I assume that an English character occupies the length and width of a fontsize unit, but there will always be some cases where the fontsize will always exceed the interior of the rectangular container.So I’m curious how graphviz implement it?
To measure the length of text in svg, is there any related paper to support it?
The way I can think of is to enumerate the length of all characters in all fonts, then query this table to get the length of a single character, and then take the total length.
The graphviz program loads one font file from disk and uses that font file and the “font metrics” inside the file which explain the sizes of each character in that font.

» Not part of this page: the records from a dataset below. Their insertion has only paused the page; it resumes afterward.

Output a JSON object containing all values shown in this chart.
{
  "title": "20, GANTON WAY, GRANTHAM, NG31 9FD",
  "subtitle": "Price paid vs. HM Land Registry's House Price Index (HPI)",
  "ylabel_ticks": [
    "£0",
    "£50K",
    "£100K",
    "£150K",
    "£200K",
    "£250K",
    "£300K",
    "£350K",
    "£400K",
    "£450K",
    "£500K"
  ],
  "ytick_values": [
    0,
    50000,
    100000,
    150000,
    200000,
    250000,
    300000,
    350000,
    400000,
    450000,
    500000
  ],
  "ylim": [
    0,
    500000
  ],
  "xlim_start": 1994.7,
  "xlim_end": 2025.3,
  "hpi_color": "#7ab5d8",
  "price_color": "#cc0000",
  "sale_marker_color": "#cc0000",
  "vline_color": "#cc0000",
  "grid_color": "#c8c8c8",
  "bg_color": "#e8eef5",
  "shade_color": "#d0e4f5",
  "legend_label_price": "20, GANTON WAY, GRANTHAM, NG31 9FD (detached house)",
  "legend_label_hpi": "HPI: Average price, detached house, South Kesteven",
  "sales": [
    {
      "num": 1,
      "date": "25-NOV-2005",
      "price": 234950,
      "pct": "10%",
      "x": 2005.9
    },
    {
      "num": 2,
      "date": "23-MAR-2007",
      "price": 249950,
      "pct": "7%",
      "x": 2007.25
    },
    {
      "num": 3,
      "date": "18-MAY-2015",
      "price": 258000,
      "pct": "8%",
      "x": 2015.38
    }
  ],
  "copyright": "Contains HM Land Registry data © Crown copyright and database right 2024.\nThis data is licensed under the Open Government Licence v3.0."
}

Sometimes this runs into trouble: graphviz might run on a computer with a font, and another computer might show the SVG without the font, and have to fall back to another font. Then the orignally-computed text size is wrong, and the svg rectangle is now the wrong size.
Graphviz calls a driver to get the size of rendered text. (It’s a little more than just adding up the sizes of glyphs - for example there may be kerning or ligatures to take into account.) Usually the formatter is the same as the renderer but it doesn’t have to be, as explained in Command Line | Graphviz
The cairo SVG generator is interesting in that it embeds the fonts in the generated SVG, to get around the problem Mark mentioned, where there are different font files on the computer (or environment) where Graphviz was run to make the SVG, and on the computer where the SVG is being displayed. It works well but at the cost of increasing the size of the output SVG and making it more difficult to postprocess (if that matters to anyone but usually it doesn’t).
I think the only way to make sure you know absolutely what you are getting is to render to a raster format like PNG.
In at least one of the core drivers (like psgen) there used to generated code that would compensate for some of minor differences in text sizing, but we may have given up on that because the semantics are complicated and not supported by most other drivers anyway.
I’m not sure whether it’s surprising that 20+ years after we started, this aspect of operating system APIs hasn’t improved much. Probably there is little incentive to do more about it. Once in a while (as recently as last week) I still see PDFs of scientific papers that render wrong. It’s nothing to do with Graphviz. I think sometimes it’s a stale cache or failure to refresh some font cache, in my case in the MacOS I’m using.
Thanks a lot,I didn’t know much about font metrics before. According to your introduction and reviewing related materials, I have a general understanding of how graphviz does handle between “font family” and “text size”.
My guess is that enumerating all characters for all fonts is not doable in the general case. And would be quite challenging even in a bounded universe with limited users (though maybe a fun challenge).
Not sure why it’s not in the website. git log --summary | grep fontfaq shows no results for it ever being in the current website’s git repo (est. 2017).